The Saudi-led Gulf states have certainly succeeded in killing off a string of global mega-projects in deep waters. Investment in upstream exploration from 2014 to 2020 will be $1.8 trillion less than previously assumed, according to consultants IHS. But this is a bitter victory at best.
North America’s hydraulic frackers are cutting costs so fast that most can now produce at prices far below levels needed to fund the Saudi welfare state and its military machine, or to cover Opec budget deficits.
Scott Sheffield, the outgoing chief of Pioneer Natural Resources, threw down the gauntlet last week – with some poetic licence – claiming that his pre-tax production costs in the Permian Basin of West Texas have fallen to $2.25 a barrel.

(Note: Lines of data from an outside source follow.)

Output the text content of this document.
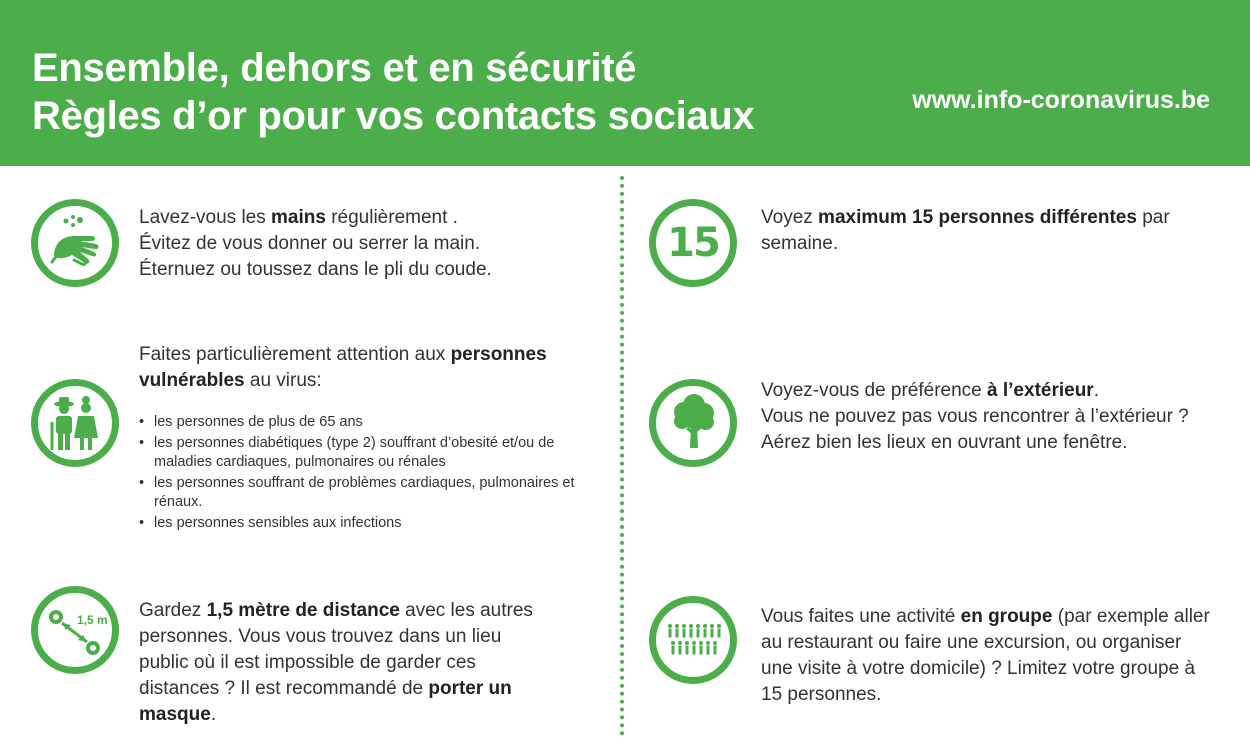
Ensemble, dehors et en sécurité
Règles d’or pour vos contacts sociaux	www.info-coronavirus.be
Lavez-vous les mains régulièrement .
Évitez de vous donner ou serrer la main.
Éternuez ou toussez dans le pli du coude.
Faites particulièrement attention aux personnes
vulnérables au virus:
• les personnes de plus de 65 ans
• les personnes diabétiques (type 2) souffrant d’obesité et/ou de maladies cardiaques, pulmonaires ou rénales
• les personnes souffrant de problèmes cardiaques, pulmonaires et rénaux.
• les personnes sensibles aux infections
1,5 m Gardez 1,5 mètre de distance avec les autres personnes. Vous vous trouvez dans un lieu public où il est impossible de garder ces distances ? Il est recommandé de porter un masque.
15
Voyez maximum 15 personnes différentes par semaine.
Voyez-vous de préférence à l’extérieur.
Vous ne pouvez pas vous rencontrer à l’extérieur ? Aérez bien les lieux en ouvrant une fenêtre.
Vous faites une activité en groupe (par exemple aller au restaurant ou faire une excursion, ou organiser une visite à votre domicile) ? Limitez votre groupe à 15 personnes.
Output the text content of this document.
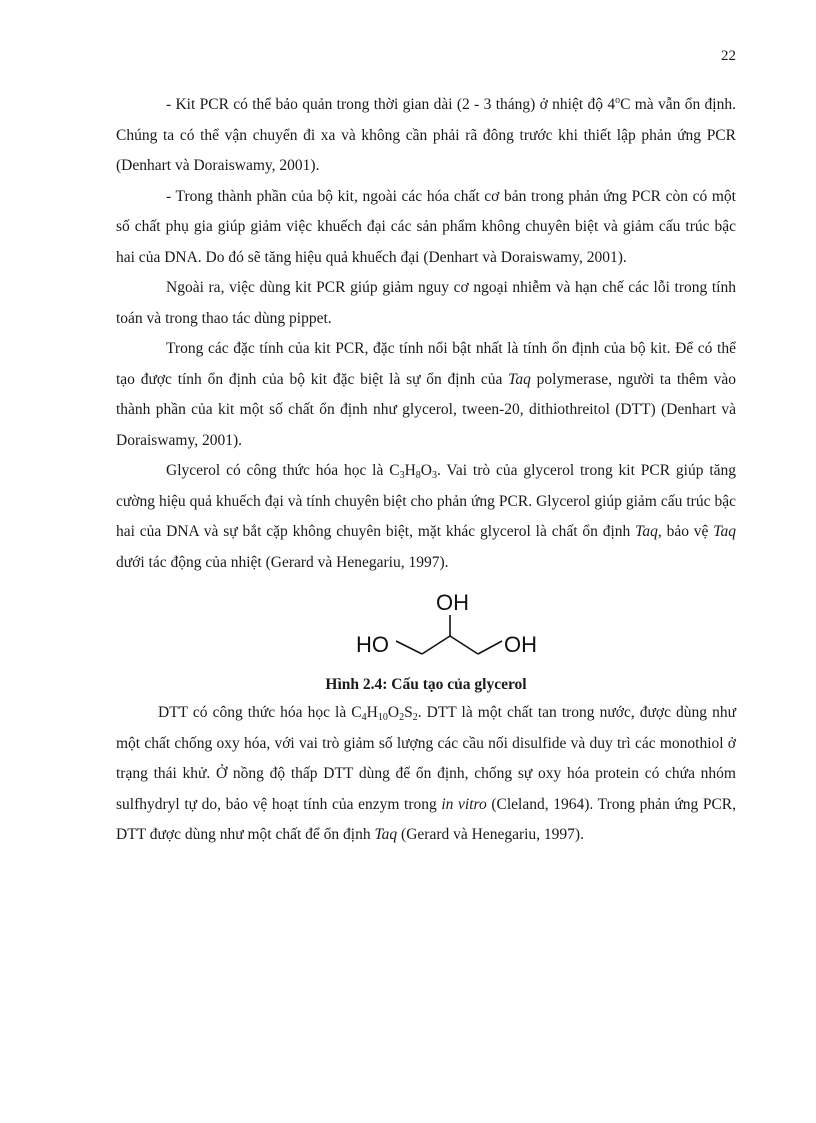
22

- Kit PCR có thể bảo quản trong thời gian dài (2 - 3 tháng) ở nhiệt độ 4$^o$C mà vẫn ổn định. Chúng ta có thể vận chuyển đi xa và không cần phải rã đông trước khi thiết lập phản ứng PCR (Denhart và Doraiswamy, 2001).

- Trong thành phần của bộ kit, ngoài các hóa chất cơ bản trong phản ứng PCR còn có một số chất phụ gia giúp giảm việc khuếch đại các sản phẩm không chuyên biệt và giảm cấu trúc bậc hai của DNA. Do đó sẽ tăng hiệu quả khuếch đại (Denhart và Doraiswamy, 2001).

Ngoài ra, việc dùng kit PCR giúp giảm nguy cơ ngoại nhiễm và hạn chế các lỗi trong tính toán và trong thao tác dùng pippet.

Trong các đặc tính của kit PCR, đặc tính nổi bật nhất là tính ổn định của bộ kit. Để có thể tạo được tính ổn định của bộ kit đặc biệt là sự ổn định của Taq polymerase, người ta thêm vào thành phần của kit một số chất ổn định như glycerol, tween-20, dithiothreitol (DTT) (Denhart và Doraiswamy, 2001).

Glycerol có công thức hóa học là $C_3H_8O_3$. Vai trò của glycerol trong kit PCR giúp tăng cường hiệu quả khuếch đại và tính chuyên biệt cho phản ứng PCR. Glycerol giúp giảm cấu trúc bậc hai của DNA và sự bắt cặp không chuyên biệt, mặt khác glycerol là chất ổn định Taq, bảo vệ Taq dưới tác động của nhiệt (Gerard và Henegariu, 1997).

OH
HO	OH
Hình 2.4: Cấu tạo của glycerol

DTT có công thức hóa học là $C_4H_{10}O_2S_2$. DTT là một chất tan trong nước, được dùng như một chất chống oxy hóa, với vai trò giảm số lượng các cầu nối disulfide và duy trì các monothiol ở trạng thái khử. Ở nồng độ thấp DTT dùng để ổn định, chống sự oxy hóa protein có chứa nhóm sulfhydryl tự do, bảo vệ hoạt tính của enzym trong in vitro (Cleland, 1964). Trong phản ứng PCR, DTT được dùng như một chất để ổn định Taq (Gerard và Henegariu, 1997).
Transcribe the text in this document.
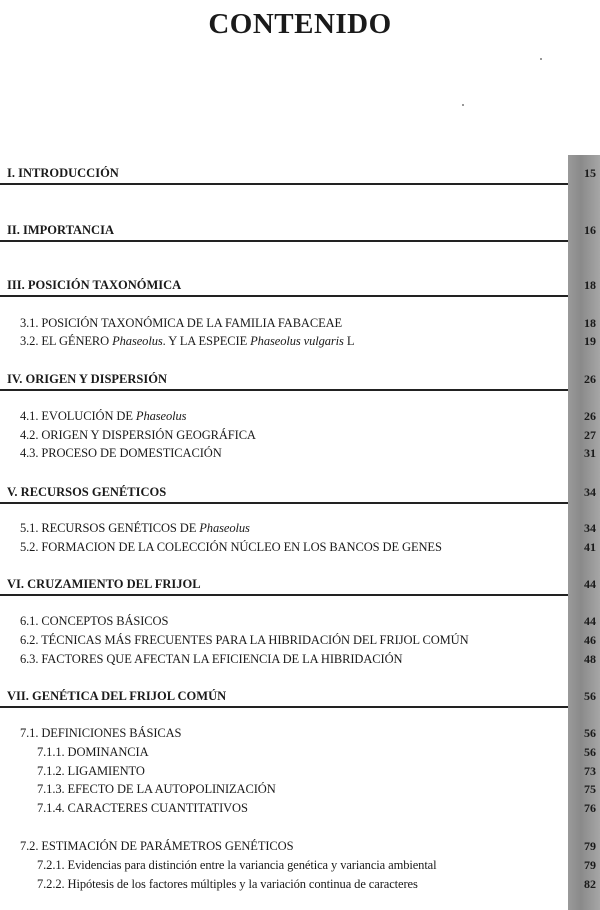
CONTENIDO
I. INTRODUCCIÓN	15
II. IMPORTANCIA	16
III. POSICIÓN TAXONÓMICA	18
3.1. POSICIÓN TAXONÓMICA DE LA FAMILIA FABACEAE	18
3.2. EL GÉNERO Phaseolus. Y LA ESPECIE Phaseolus vulgaris L	19
IV. ORIGEN Y DISPERSIÓN	26
4.1. EVOLUCIÓN DE Phaseolus	26
4.2. ORIGEN Y DISPERSIÓN GEOGRÁFICA	27
4.3. PROCESO DE DOMESTICACIÓN	31
V. RECURSOS GENÉTICOS	34
5.1. RECURSOS GENÉTICOS DE Phaseolus	34
5.2. FORMACION DE LA COLECCIÓN NÚCLEO EN LOS BANCOS DE GENES	41
VI. CRUZAMIENTO DEL FRIJOL	44
6.1. CONCEPTOS BÁSICOS	44
6.2. TÉCNICAS MÁS FRECUENTES PARA LA HIBRIDACIÓN DEL FRIJOL COMÚN	46
6.3. FACTORES QUE AFECTAN LA EFICIENCIA DE LA HIBRIDACIÓN	48
VII. GENÉTICA DEL FRIJOL COMÚN	56
7.1. DEFINICIONES BÁSICAS	56
7.1.1. DOMINANCIA	56
7.1.2. LIGAMIENTO	73
7.1.3. EFECTO DE LA AUTOPOLINIZACIÓN	75
7.1.4. CARACTERES CUANTITATIVOS	76
7.2. ESTIMACIÓN DE PARÁMETROS GENÉTICOS	79
7.2.1. Evidencias para distinción entre la variancia genética y variancia ambiental	79
7.2.2. Hipótesis de los factores múltiples y la variación continua de caracteres	82
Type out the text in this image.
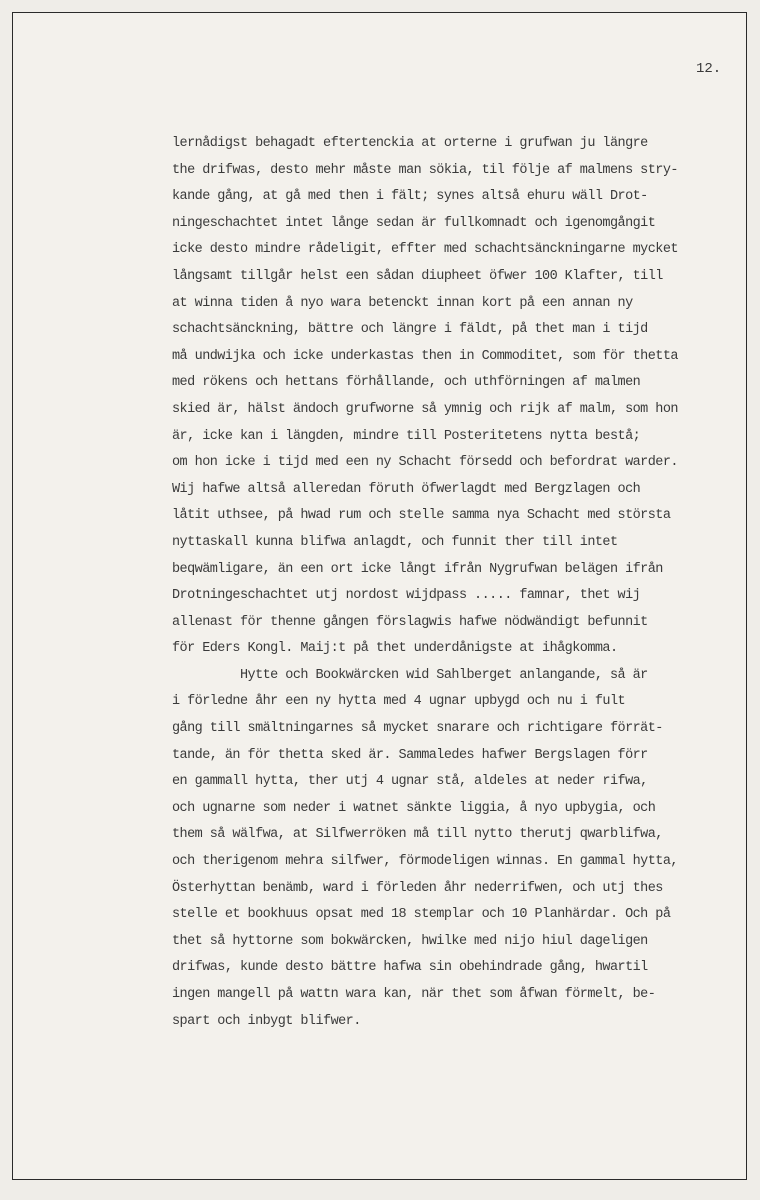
12.
lernådigst behagadt eftertenckia at orterne i grufwan ju längre
the drifwas, desto mehr måste man sökia, til följe af malmens stry-
kande gång, at gå med then i fält; synes altså ehuru wäll Drot-
ningeschachtet intet långe sedan är fullkomnadt och igenomgångit
icke desto mindre rådeligit, effter med schachtsänckningarne mycket
långsamt tillgår helst een sådan diupheet öfwer 100 Klafter, till
at winna tiden å nyo wara betenckt innan kort på een annan ny
schachtsänckning, bättre och längre i fäldt, på thet man i tijd
må undwijka och icke underkastas then in Commoditet, som för thetta
med rökens och hettans förhållande, och uthförningen af malmen
skied är, hälst ändoch grufworne så ymnig och rijk af malm, som hon
är, icke kan i längden, mindre till Posteritetens nytta bestå;
om hon icke i tijd med een ny Schacht försedd och befordrat warder.
Wij hafwe altså alleredan föruth öfwerlagdt med Bergzlagen och
låtit uthsee, på hwad rum och stelle samma nya Schacht med största
nyttaskall kunna blifwa anlagdt, och funnit ther till intet
beqwämligare, än een ort icke långt ifrån Nygrufwan belägen ifrån
Drotningeschachtet utj nordost wijdpass ..... famnar, thet wij
allenast för thenne gången förslagwis hafwe nödwändigt befunnit
för Eders Kongl. Maij:t på thet underdånigste at ihågkomma.
Hytte och Bookwärcken wid Sahlberget anlangande, så är
i förledne åhr een ny hytta med 4 ugnar upbygd och nu i fult
gång till smältningarnes så mycket snarare och richtigare förrät-
tande, än för thetta sked är. Sammaledes hafwer Bergslagen förr
en gammall hytta, ther utj 4 ugnar stå, aldeles at neder rifwa,
och ugnarne som neder i watnet sänkte liggia, å nyo upbygia, och
them så wälfwa, at Silfwerröken må till nytto therutj qwarblifwa,
och therigenom mehra silfwer, förmodeligen winnas. En gammal hytta,
Österhyttan benämb, ward i förleden åhr nederrifwen, och utj thes
stelle et bookhuus opsat med 18 stemplar och 10 Planhärdar. Och på
thet så hyttorne som bokwärcken, hwilke med nijo hiul dageligen
drifwas, kunde desto bättre hafwa sin obehindrade gång, hwartil
ingen mangell på wattn wara kan, när thet som åfwan förmelt, be-
spart och inbygt blifwer.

“Definitely we can compete with anything that Saudi Arabia has. We have the best rock,” he said. Revolutionary improvements in drilling technology and data analytics that have changed the cost calculus faster than almost anybody thought possible.
The ‘decline rate’ of production over the first four months of each well was 90pc a decade ago for US frackers. This dropped to 31pc in 2012. It is now 18pc. Drillers have learned how to extract more.
Mr Sheffield said the Permian is as bountiful as the giant Ghawar field in Saudi Arabia and can expand from 2m to 5m barrels a day even if the price of oil never rises above $55.
His company has cut production costs by 26pc over the last year alone. Pioneer is now so efficient that it is already adding five new rigs despite today’s depressed prices in the low $40s. It is not alone.
The Baker Hughes count of North America oil rigs has risen for seven out of the last eight weeks to 374, and this understates the effect. Multi-pad drilling means that three wells are now routinely drilled from the same rig, and sometimes six or more. Average well productivity has risen fivefold in the Permian since early 2012.
Consultants Wood Mackenzie estimated in a recent report that full-cycle break-even costs have fallen to $37 at Wolfcamp and Bone Spring in the Permian, and to $35 in the South Central Oklahoma Oil Province. The majority of US shale fields are now viable at $60.
This is a cold douche for Opec. It has been an article of faith among Gulf exporters that hedging contracts had kept US shale companies on life-support and that there would be a brutal cull as these expired in the first half of this year.
No such Gotterdamerung has occurred. A few over-leveraged players have gone bankrupt, but Blackstone, Carlyle and other private equity groups are waiting on the sidelines to buy distressed assets and take over the infrastructure.